Gender activist Mwanahamisi Singano draws a direct line between the controversial government response to the pandemic and the body count in Tanzania.

“Families didn’t take precautions and lost not just one person but two or three, because of that lack of information and lack of support in following the procedure and protocol,” Singano, whose cousin died of COVID-19 in the early stages of the pandemic, said.

“There are a lot of lives that have been lost that could have been saved,” she added.

When Suluhu Hassan told the nation that Magufuli had succumbed to a long-standing heart condition that fateful March night, whispers that the president had actually caught COVID-19, along with musings about what Suluhu Hassan might do to tackle the pandemic, intensified.

CHARTING A NEW PATH

Tanzania’s first female leader was inaugurated two days after announcing the death of her predecessor. “Today I have taken an oath different from the rest that I have taken in my career,” she said solemnly. “Those were taken in happiness. Today I took the highest oath of office in mourning.”

Her calm and deliberative manner struck a clear contrast with Magufuli, who was nicknamed “The Bulldozer,” in reference to his brash style.
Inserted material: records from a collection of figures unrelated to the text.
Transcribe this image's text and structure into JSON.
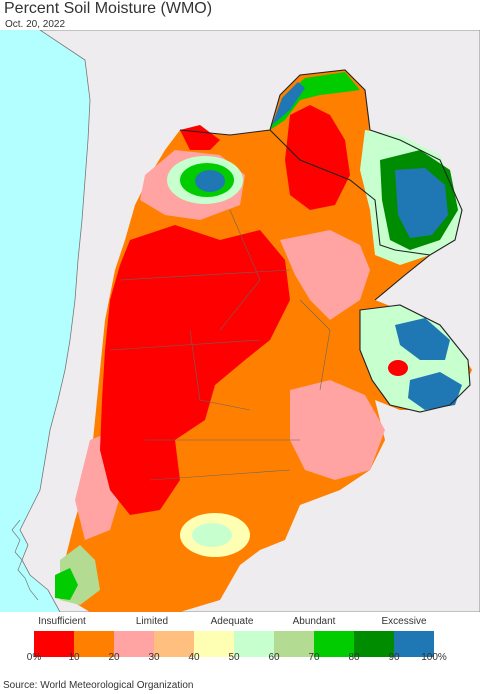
{
  "header": {
    "title": "Percent Soil Moisture (WMO)",
    "date": "Oct. 20, 2022"
  },
  "map": {
    "colors": {
      "ocean": "#b3ffff",
      "neighbor_land": "#efecef",
      "border": "#555555"
    }
  },
  "legend": {
    "categories": [
      "Insufficient",
      "Limited",
      "Adequate",
      "Abundant",
      "Excessive"
    ],
    "ticks": [
      "0%",
      "10",
      "20",
      "30",
      "40",
      "50",
      "60",
      "70",
      "80",
      "90",
      "100%"
    ],
    "colors": [
      "#ff0000",
      "#ff7f00",
      "#ffa3a3",
      "#ffbf7f",
      "#ffffb3",
      "#c7ffcf",
      "#b3db91",
      "#00cc00",
      "#008c00",
      "#1f78b4"
    ]
  },
  "footer": {
    "source": "Source: World Meteorological Organization"
  }
}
Suluhu Hassan, who has steadily risen through the ranks of CCM, is often affectionately called “Mama Samia.”

Already, Suluhu Hassan has slowly begun to shift the discourse around the coronavirus, wearing a mask on official visits to Uganda and Kenya, and while meeting with Tanzanian elders in Dar es Salaam.
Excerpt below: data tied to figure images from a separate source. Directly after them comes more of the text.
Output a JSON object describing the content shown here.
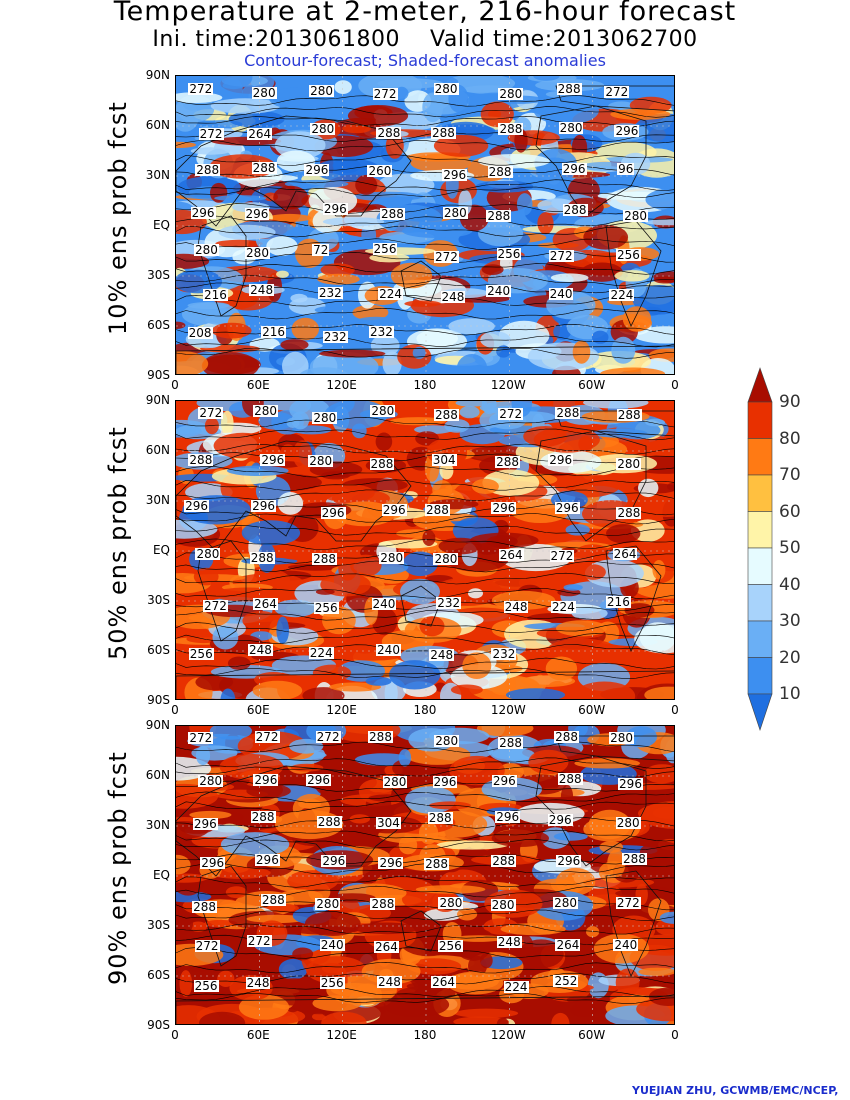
{
  "title": {
    "main": "Temperature at 2-meter, 216-hour forecast",
    "times": "Ini. time:2013061800    Valid time:2013062700",
    "legend_note": "Contour-forecast; Shaded-forecast anomalies"
  },
  "axes": {
    "lat_ticks": [
      "90N",
      "60N",
      "30N",
      "EQ",
      "30S",
      "60S",
      "90S"
    ],
    "lon_ticks": [
      "0",
      "60E",
      "120E",
      "180",
      "120W",
      "60W",
      "0"
    ]
  },
  "panels": [
    {
      "label": "10% ens prob fcst",
      "contour_labels": [
        "272",
        "280",
        "280",
        "272",
        "280",
        "280",
        "288",
        "272",
        "272",
        "264",
        "280",
        "288",
        "288",
        "288",
        "280",
        "296",
        "288",
        "288",
        "296",
        "260",
        "296",
        "288",
        "296",
        "96",
        "296",
        "296",
        "296",
        "288",
        "280",
        "288",
        "288",
        "280",
        "280",
        "280",
        "72",
        "256",
        "272",
        "256",
        "272",
        "256",
        "216",
        "248",
        "232",
        "224",
        "248",
        "240",
        "240",
        "224",
        "208",
        "216",
        "232",
        "232"
      ]
    },
    {
      "label": "50% ens prob fcst",
      "contour_labels": [
        "272",
        "280",
        "280",
        "280",
        "288",
        "272",
        "288",
        "288",
        "288",
        "296",
        "280",
        "288",
        "304",
        "288",
        "296",
        "280",
        "296",
        "296",
        "296",
        "296",
        "288",
        "296",
        "296",
        "288",
        "280",
        "288",
        "288",
        "280",
        "280",
        "264",
        "272",
        "264",
        "272",
        "264",
        "256",
        "240",
        "232",
        "248",
        "224",
        "216",
        "256",
        "248",
        "224",
        "240",
        "248",
        "232"
      ]
    },
    {
      "label": "90% ens prob fcst",
      "contour_labels": [
        "272",
        "272",
        "272",
        "288",
        "280",
        "288",
        "288",
        "280",
        "280",
        "296",
        "296",
        "280",
        "296",
        "296",
        "288",
        "296",
        "296",
        "288",
        "288",
        "304",
        "288",
        "296",
        "296",
        "280",
        "296",
        "296",
        "296",
        "296",
        "288",
        "288",
        "296",
        "288",
        "288",
        "288",
        "280",
        "288",
        "280",
        "280",
        "280",
        "272",
        "272",
        "272",
        "240",
        "264",
        "256",
        "248",
        "264",
        "240",
        "256",
        "248",
        "256",
        "248",
        "264",
        "224",
        "252"
      ]
    }
  ],
  "colorbar": {
    "levels": [
      "10",
      "20",
      "30",
      "40",
      "50",
      "60",
      "70",
      "80",
      "90"
    ],
    "colors": [
      "#1f6fe0",
      "#3d8ff0",
      "#6aaff5",
      "#a8d3fb",
      "#e6fbff",
      "#fff4a8",
      "#ffc040",
      "#ff7a14",
      "#e83000",
      "#a80d00"
    ]
  },
  "footer": "YUEJIAN ZHU, GCWMB/EMC/NCEP,"
}
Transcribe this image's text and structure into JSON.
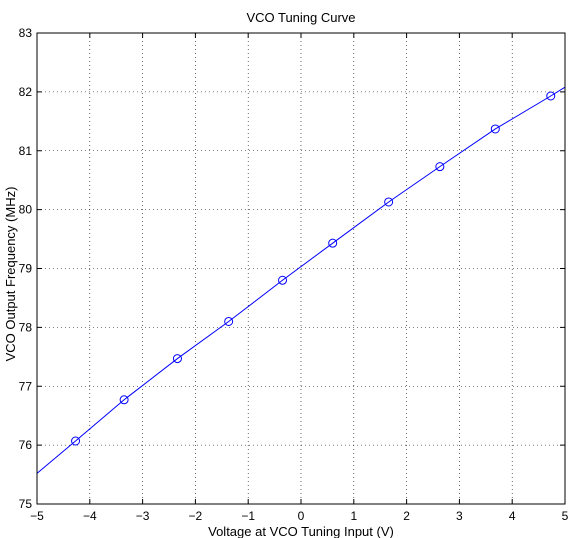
{
  "chart_data": {
    "type": "line",
    "title": "VCO Tuning Curve",
    "xlabel": "Voltage at VCO Tuning Input (V)",
    "ylabel": "VCO Output Frequency (MHz)",
    "xlim": [
      -5,
      5
    ],
    "ylim": [
      75,
      83
    ],
    "xticks": [
      -5,
      -4,
      -3,
      -2,
      -1,
      0,
      1,
      2,
      3,
      4,
      5
    ],
    "yticks": [
      75,
      76,
      77,
      78,
      79,
      80,
      81,
      82,
      83
    ],
    "xtick_labels": [
      "−5",
      "−4",
      "−3",
      "−2",
      "−1",
      "0",
      "1",
      "2",
      "3",
      "4",
      "5"
    ],
    "ytick_labels": [
      "75",
      "76",
      "77",
      "78",
      "79",
      "80",
      "81",
      "82",
      "83"
    ],
    "grid": true,
    "grid_style": "dotted",
    "series": [
      {
        "style": "line",
        "color": "#0000ff",
        "x": [
          -5,
          -4.27,
          -3.35,
          -2.34,
          -1.37,
          -0.35,
          0.6,
          1.66,
          2.63,
          3.68,
          4.73,
          5
        ],
        "y": [
          75.52,
          76.07,
          76.77,
          77.47,
          78.1,
          78.8,
          79.43,
          80.13,
          80.73,
          81.37,
          81.93,
          82.08
        ]
      },
      {
        "style": "markers",
        "marker": "circle",
        "color": "#0000ff",
        "x": [
          -4.27,
          -3.35,
          -2.34,
          -1.37,
          -0.35,
          0.6,
          1.66,
          2.63,
          3.68,
          4.73
        ],
        "y": [
          76.07,
          76.77,
          77.47,
          78.1,
          78.8,
          79.43,
          80.13,
          80.73,
          81.37,
          81.93
        ]
      }
    ]
  }
}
She’s also pulled together a committee of experts to advise her on the coronavirus, who in May recommended that Tanzania join the COVAX vaccination program, follow World Health Organization and Regional Guidelines, and again begin to release data about the virus in Tanzania.
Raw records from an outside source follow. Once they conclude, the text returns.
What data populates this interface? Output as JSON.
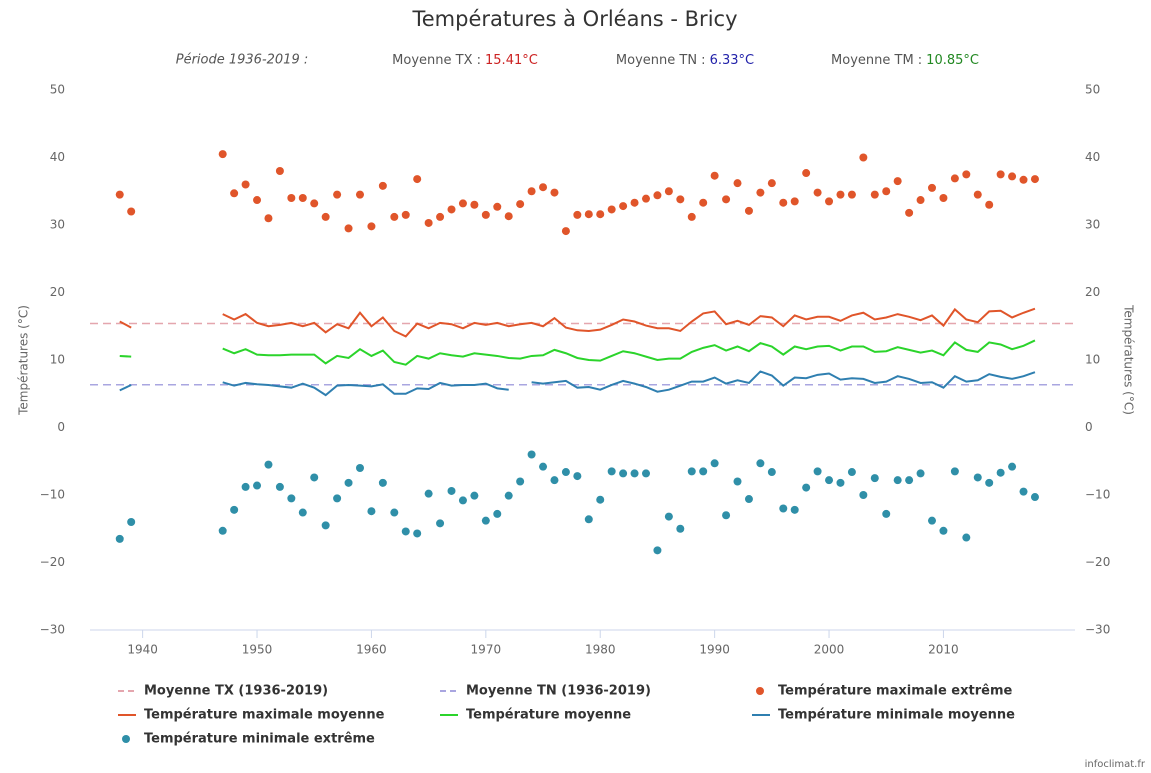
{
  "chart_data": {
    "type": "line",
    "title": "Températures à Orléans - Bricy",
    "subtitle": "Période 1936-2019 :",
    "averages": [
      {
        "label": "Moyenne TX :",
        "value": 15.41,
        "value_label": "15.41°C",
        "label_color": "#cc2222",
        "legend": "Moyenne TX (1936-2019)",
        "line_color": "#e4a6ae"
      },
      {
        "label": "Moyenne TN :",
        "value": 6.33,
        "value_label": "6.33°C",
        "label_color": "#2222aa",
        "legend": "Moyenne TN (1936-2019)",
        "line_color": "#a9a6e0"
      },
      {
        "label": "Moyenne TM :",
        "value": 10.85,
        "value_label": "10.85°C",
        "label_color": "#228822"
      }
    ],
    "y_label": "Températures (°C)",
    "y2_label": "Températures (°C)",
    "credit": "infoclimat.fr",
    "xlim": [
      1935.4,
      2021.5
    ],
    "xticks": [
      1940,
      1950,
      1960,
      1970,
      1980,
      1990,
      2000,
      2010
    ],
    "ylim": [
      -30,
      50
    ],
    "yticks": [
      {
        "value": -30,
        "label": "−30"
      },
      {
        "value": -20,
        "label": "−20"
      },
      {
        "value": -10,
        "label": "−10"
      },
      0,
      10,
      20,
      30,
      40,
      50
    ],
    "y2lim": [
      -30,
      50
    ],
    "y2ticks": [
      {
        "value": -30,
        "label": "−30"
      },
      {
        "value": -20,
        "label": "−20"
      },
      {
        "value": -10,
        "label": "−10"
      },
      0,
      10,
      20,
      30,
      40,
      50
    ],
    "grid": false,
    "x": [
      1938,
      1939,
      1940,
      1941,
      1942,
      1943,
      1944,
      1945,
      1946,
      1947,
      1948,
      1949,
      1950,
      1951,
      1952,
      1953,
      1954,
      1955,
      1956,
      1957,
      1958,
      1959,
      1960,
      1961,
      1962,
      1963,
      1964,
      1965,
      1966,
      1967,
      1968,
      1969,
      1970,
      1971,
      1972,
      1973,
      1974,
      1975,
      1976,
      1977,
      1978,
      1979,
      1980,
      1981,
      1982,
      1983,
      1984,
      1985,
      1986,
      1987,
      1988,
      1989,
      1990,
      1991,
      1992,
      1993,
      1994,
      1995,
      1996,
      1997,
      1998,
      1999,
      2000,
      2001,
      2002,
      2003,
      2004,
      2005,
      2006,
      2007,
      2008,
      2009,
      2010,
      2011,
      2012,
      2013,
      2014,
      2015,
      2016,
      2017,
      2018
    ],
    "series": [
      {
        "name": "Température maximale extrême",
        "kind": "scatter",
        "color": "#e0552a",
        "values": [
          34.5,
          32,
          null,
          null,
          null,
          null,
          null,
          null,
          null,
          40.5,
          34.7,
          36,
          33.7,
          31,
          38,
          34,
          34,
          33.2,
          31.2,
          34.5,
          29.5,
          34.5,
          29.8,
          35.8,
          31.2,
          31.5,
          36.8,
          30.3,
          31.2,
          32.3,
          33.2,
          33,
          31.5,
          32.7,
          31.3,
          33.1,
          35,
          35.6,
          34.8,
          29.1,
          31.5,
          31.6,
          31.6,
          32.3,
          32.8,
          33.3,
          33.9,
          34.4,
          35,
          33.8,
          31.2,
          33.3,
          37.3,
          33.8,
          36.2,
          32.1,
          34.8,
          36.2,
          33.3,
          33.5,
          37.7,
          34.8,
          33.5,
          34.5,
          34.5,
          40,
          34.5,
          35,
          36.5,
          31.8,
          33.7,
          35.5,
          34,
          36.9,
          37.5,
          34.5,
          33,
          37.5,
          37.2,
          36.7,
          36.8
        ]
      },
      {
        "name": "Température maximale moyenne",
        "kind": "line",
        "color": "#e0552a",
        "values": [
          15.7,
          14.8,
          null,
          null,
          null,
          null,
          null,
          null,
          null,
          16.8,
          16,
          16.8,
          15.5,
          15,
          15.2,
          15.5,
          15,
          15.5,
          14.1,
          15.3,
          14.7,
          17,
          15,
          16.3,
          14.3,
          13.5,
          15.4,
          14.7,
          15.5,
          15.3,
          14.7,
          15.5,
          15.2,
          15.5,
          15,
          15.3,
          15.5,
          15,
          16.2,
          14.8,
          14.4,
          14.3,
          14.5,
          15.2,
          16,
          15.7,
          15.1,
          14.7,
          14.7,
          14.3,
          15.7,
          16.9,
          17.2,
          15.3,
          15.8,
          15.2,
          16.5,
          16.3,
          15,
          16.6,
          16,
          16.4,
          16.4,
          15.8,
          16.6,
          17,
          16,
          16.3,
          16.8,
          16.4,
          15.9,
          16.6,
          15.1,
          17.5,
          16,
          15.6,
          17.2,
          17.3,
          16.3,
          17,
          17.6
        ]
      },
      {
        "name": "Température moyenne",
        "kind": "line",
        "color": "#2bd42b",
        "values": [
          10.6,
          10.5,
          null,
          null,
          null,
          null,
          null,
          null,
          null,
          11.7,
          11,
          11.6,
          10.8,
          10.7,
          10.7,
          10.8,
          10.8,
          10.8,
          9.5,
          10.6,
          10.3,
          11.6,
          10.6,
          11.4,
          9.7,
          9.3,
          10.6,
          10.2,
          11,
          10.7,
          10.5,
          11,
          10.8,
          10.6,
          10.3,
          10.2,
          10.6,
          10.7,
          11.5,
          11,
          10.3,
          10,
          9.9,
          10.6,
          11.3,
          11,
          10.5,
          10,
          10.2,
          10.2,
          11.2,
          11.8,
          12.2,
          11.4,
          12,
          11.3,
          12.5,
          12,
          10.8,
          12,
          11.6,
          12,
          12.1,
          11.4,
          12,
          12,
          11.2,
          11.3,
          11.9,
          11.5,
          11.1,
          11.4,
          10.7,
          12.6,
          11.5,
          11.2,
          12.6,
          12.3,
          11.6,
          12.1,
          12.9
        ]
      },
      {
        "name": "Température minimale moyenne",
        "kind": "line",
        "color": "#2f7fb0",
        "values": [
          5.5,
          6.3,
          null,
          null,
          null,
          null,
          null,
          null,
          null,
          6.7,
          6.2,
          6.6,
          6.4,
          6.3,
          6.1,
          5.9,
          6.5,
          5.9,
          4.8,
          6.2,
          6.3,
          6.2,
          6.1,
          6.4,
          5,
          5,
          5.8,
          5.7,
          6.6,
          6.2,
          6.3,
          6.3,
          6.5,
          5.8,
          5.6,
          null,
          6.7,
          6.5,
          6.7,
          6.9,
          5.9,
          6,
          5.6,
          6.3,
          6.9,
          6.5,
          6,
          5.3,
          5.6,
          6.2,
          6.8,
          6.8,
          7.4,
          6.5,
          7,
          6.6,
          8.3,
          7.7,
          6.2,
          7.4,
          7.3,
          7.8,
          8,
          7.1,
          7.3,
          7.2,
          6.6,
          6.8,
          7.6,
          7.2,
          6.6,
          6.7,
          5.9,
          7.6,
          6.8,
          7,
          7.9,
          7.5,
          7.2,
          7.6,
          8.2
        ]
      },
      {
        "name": "Température minimale extrême",
        "kind": "scatter",
        "color": "#2f8fa8",
        "values": [
          -16.5,
          -14,
          null,
          null,
          null,
          null,
          null,
          null,
          null,
          -15.3,
          -12.2,
          -8.8,
          -8.6,
          -5.5,
          -8.8,
          -10.5,
          -12.6,
          -7.4,
          -14.5,
          -10.5,
          -8.2,
          -6,
          -12.4,
          -8.2,
          -12.6,
          -15.4,
          -15.7,
          -9.8,
          -14.2,
          -9.4,
          -10.8,
          -10.1,
          -13.8,
          -12.8,
          -10.1,
          -8,
          -4,
          -5.8,
          -7.8,
          -6.6,
          -7.2,
          -13.6,
          -10.7,
          -6.5,
          -6.8,
          -6.8,
          -6.8,
          -18.2,
          -13.2,
          -15,
          -6.5,
          -6.5,
          -5.3,
          -13,
          -8,
          -10.6,
          -5.3,
          -6.6,
          -12,
          -12.2,
          -8.9,
          -6.5,
          -7.8,
          -8.2,
          -6.6,
          -10,
          -7.5,
          -12.8,
          -7.8,
          -7.8,
          -6.8,
          -13.8,
          -15.3,
          -6.5,
          -16.3,
          -7.4,
          -8.2,
          -6.7,
          -5.8,
          -9.5,
          -10.3
        ]
      }
    ]
  }
}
“I’m feeling happy and positive,” Singano told me just hours after the committee made its recommendations.

It remains to be seen just how far Suluhu Hassan, a long-time member of the CCM cadre, will go in breaking with the politics that defined Magufuli’s tenure. She so far appears hesitant to do so. “Samia and Magufuli are the same person. I have been following the debate and it is unhealthy for our nation,” Suluhu Hassan recently told lawmakers bent on discussing Magufuli’s legacy.

Suluhu Hassan has said that her government is checking to see if COVID-19 vaccines available in other countries could be brought to Tanzania, but has yet to actually enact a vaccination campaign. And the country has still not released new data about infection rates .

Some of the cabinet, including Gwajima, who under Magufuli promoted steam and smoothies, remains in positions of power. And while Suluhu Hassan is less averse to mask wearing than Magufuli was, her use of protective gear is inconsistent, and she neglected to wear a face covering on a recent trip to Zanzibar.

Sarungi, the Kwanza TV director, says confusion about basic safety measures endures. “[Magufuli] stigmatized the vaccine; he stigmatized the wearing of masks,” she said. “There are people, even if it is just a small percent, who believe it and who trusted him, and continue to be very suspicious of the masks.”

For now, however, many Tanzanians are simply relieved to see the seeming beginnings of a shift under Suluhu Hassan. “She started with so much grace and so much promise,” Chambi Chachage, a Tanzanian scholar of African politics at Princeton University, said. “People are just happy that it is better than it was.”